Preis für Massenspektrometrie in den Biowissenschaften
Zum zweiten Mal verliehen wurde der mit 5000 Euro dotierte von Waters gestiftete Preis für Massenspektrometrie in den Biowissenschaften. Jürgen Grotemeyer überreichte als Jury-Vorsitzender die Urkunde an Albert J. R. Heck (Bijvoet Center for Biomolecular Research, Utrecht), der die Auszeichnung für seine innovativen Arbeiten zur Untersuchung der dreidimensionalen Struktur von Proteinen empfing. Anschließend führte Albert J. R. Heck in einem Vortrag seine Arbeiten aus, wobei besonders beeindruckte, wie die Gruppe Proteinkomplexen und selbst ganzen Viren Information auf massenspektrometrischem Wege abringt.
Posterpreise
Am Ende der Tagung wurden die drei besten Poster ausgezeichnet. Die Posterpreise erhielten Kevin Pagel (P 64), Bernd Krock (P 75) und Daniel Riebe (P 116) aus den Händen der Jury-Vertreter Klaus G. Heumann und Joachim Wesener. Die Zeitschrift Analytical and Bioanalytical Chemistry, die einen Sonderband basierend auf Tagungsbeiträgen herausgeben wird, stellte für die Gewinner Büchergutscheine im Wert von je 200 Euro aus dem Sortiment des Springer-Verlags bereit.
Tagungsorganisation
Schon 1994 hatte Jürgen Schmidt die Tagung, damals noch unter der Bezeichnung AGMS, in Halle organisiert. Für die 43. DGMS-Tagung hatte sich Andrea Sinz tatkräftig dazugefunden. Den beiden Organisatoren war eine DGMS-Jahrestagung gelungen, die vom musikalischen Auftakt über die Einhaltung des Programms mit Parallelsessions bis hin zum Konferenz-Dinner nicht zuletzt dank eines motivierten Teams aus beiden Gruppen durchweg gelang. Der kurze Fußweg vom Audimax über den Universitätsplatz, der Vorträge mit Workshops, Lunchseminaren, Postern und Firmenständen verband, war den Teilnehmern willkommene Gelegenheit Frischluft oder – je nach Suchtlage Rauch – zu tanken.

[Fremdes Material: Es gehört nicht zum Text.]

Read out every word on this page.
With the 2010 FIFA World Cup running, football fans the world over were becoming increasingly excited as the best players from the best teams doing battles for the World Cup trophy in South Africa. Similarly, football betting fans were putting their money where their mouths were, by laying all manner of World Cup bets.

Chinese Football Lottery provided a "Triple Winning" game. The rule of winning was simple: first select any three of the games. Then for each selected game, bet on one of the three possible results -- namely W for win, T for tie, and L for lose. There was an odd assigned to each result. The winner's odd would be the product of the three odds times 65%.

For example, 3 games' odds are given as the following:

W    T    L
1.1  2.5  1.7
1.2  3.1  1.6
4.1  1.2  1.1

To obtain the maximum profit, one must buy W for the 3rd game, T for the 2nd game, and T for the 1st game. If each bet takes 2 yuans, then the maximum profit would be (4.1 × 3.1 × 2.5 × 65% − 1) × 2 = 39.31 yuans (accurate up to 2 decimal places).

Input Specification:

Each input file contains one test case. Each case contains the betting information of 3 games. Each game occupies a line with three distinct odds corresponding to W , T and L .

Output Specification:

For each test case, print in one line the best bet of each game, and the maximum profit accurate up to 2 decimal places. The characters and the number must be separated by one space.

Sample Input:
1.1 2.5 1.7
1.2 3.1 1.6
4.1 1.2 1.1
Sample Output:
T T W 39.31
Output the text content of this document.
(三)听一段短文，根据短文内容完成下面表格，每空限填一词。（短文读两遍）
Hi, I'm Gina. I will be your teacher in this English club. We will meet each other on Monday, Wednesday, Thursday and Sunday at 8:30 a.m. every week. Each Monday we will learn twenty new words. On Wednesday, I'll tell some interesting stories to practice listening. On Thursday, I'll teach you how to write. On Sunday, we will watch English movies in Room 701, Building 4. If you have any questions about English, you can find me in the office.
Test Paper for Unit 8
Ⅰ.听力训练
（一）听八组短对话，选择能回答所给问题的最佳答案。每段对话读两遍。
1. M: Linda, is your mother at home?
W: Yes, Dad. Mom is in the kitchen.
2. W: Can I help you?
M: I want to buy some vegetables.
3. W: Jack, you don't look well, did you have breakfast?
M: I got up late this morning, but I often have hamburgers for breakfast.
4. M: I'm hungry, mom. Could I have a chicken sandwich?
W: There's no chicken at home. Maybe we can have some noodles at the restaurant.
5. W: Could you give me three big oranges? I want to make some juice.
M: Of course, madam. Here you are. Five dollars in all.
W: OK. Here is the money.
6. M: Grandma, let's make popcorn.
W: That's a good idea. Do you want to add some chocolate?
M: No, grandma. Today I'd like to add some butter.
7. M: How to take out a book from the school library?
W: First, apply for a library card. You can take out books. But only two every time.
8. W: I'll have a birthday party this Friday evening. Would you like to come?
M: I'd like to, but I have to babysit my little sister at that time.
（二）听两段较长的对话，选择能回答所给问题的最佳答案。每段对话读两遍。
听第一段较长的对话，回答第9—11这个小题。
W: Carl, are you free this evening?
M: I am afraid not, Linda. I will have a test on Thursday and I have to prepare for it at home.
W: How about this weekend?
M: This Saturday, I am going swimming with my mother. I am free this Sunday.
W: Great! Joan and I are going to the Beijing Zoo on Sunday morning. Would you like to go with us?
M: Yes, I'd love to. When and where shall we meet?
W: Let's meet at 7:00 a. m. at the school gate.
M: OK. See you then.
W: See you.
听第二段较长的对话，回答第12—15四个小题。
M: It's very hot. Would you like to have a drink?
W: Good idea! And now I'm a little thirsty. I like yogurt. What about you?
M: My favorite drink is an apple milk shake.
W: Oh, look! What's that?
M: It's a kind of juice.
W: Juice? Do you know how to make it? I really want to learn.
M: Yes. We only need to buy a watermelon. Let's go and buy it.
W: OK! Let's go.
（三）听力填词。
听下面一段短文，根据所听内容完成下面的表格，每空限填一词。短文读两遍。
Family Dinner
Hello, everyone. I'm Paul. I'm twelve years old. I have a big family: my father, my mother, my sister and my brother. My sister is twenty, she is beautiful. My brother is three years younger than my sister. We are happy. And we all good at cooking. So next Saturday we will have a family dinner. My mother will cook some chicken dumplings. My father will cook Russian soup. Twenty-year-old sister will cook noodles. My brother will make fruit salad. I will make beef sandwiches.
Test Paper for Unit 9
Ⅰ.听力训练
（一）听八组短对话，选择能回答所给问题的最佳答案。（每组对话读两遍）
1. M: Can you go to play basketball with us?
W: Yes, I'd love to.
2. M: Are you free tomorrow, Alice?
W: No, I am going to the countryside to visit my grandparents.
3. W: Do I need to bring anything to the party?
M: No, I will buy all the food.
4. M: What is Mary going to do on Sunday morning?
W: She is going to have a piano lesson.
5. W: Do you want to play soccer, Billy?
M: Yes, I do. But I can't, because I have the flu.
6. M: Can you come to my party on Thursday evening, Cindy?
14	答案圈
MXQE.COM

Das Konferenzdinner fand in der von der Uni auf kurzem Fußweg zu erreichenden Moritzburg statt. Bei der Ankunft wurden alle mit einem Glühwein im Hof empfangen, wo bereits ein Schwein am Spieß gegrillt wurde. Dann zog die Gesellschaft aus dem verschneiten Hof ins die warmen Kellergewölbe, wo sie vom Personal in barocken Gewändern bewirtet wurde. Dieser Abend wird den Teilnehmern sicher in angenehmer Erinnerung bleiben. Den Kulturbeflissenen wurden nach dem Dinner auch Führungen durch die Kunstausstellung in der Burganlage angeboten.
Kommende DGMS-Jahrestagungen
Für das Jahr 2011 lud Albert Sickmann (ISAS Dortmund) ein. In Dortmund wird die 44. DGMS-Tagung zur Umgehung der Karnevalszeit voraussichtlich eine Woche früher als üblich, also vom 27.2.-2.3.2011, stattfinden.
Im Jahr 2012 soll unsere Tagung erstmals nicht in Deutschland stattfinden. Die polnische massenspektrometrische Gesellschaft hat die DGMS herzlich eingeladen und ihre eigene Tagung extra auf den Termin der DGMS verlegt, um mit uns 2012 voraussichtlich in Poznan zusammen zu tagen.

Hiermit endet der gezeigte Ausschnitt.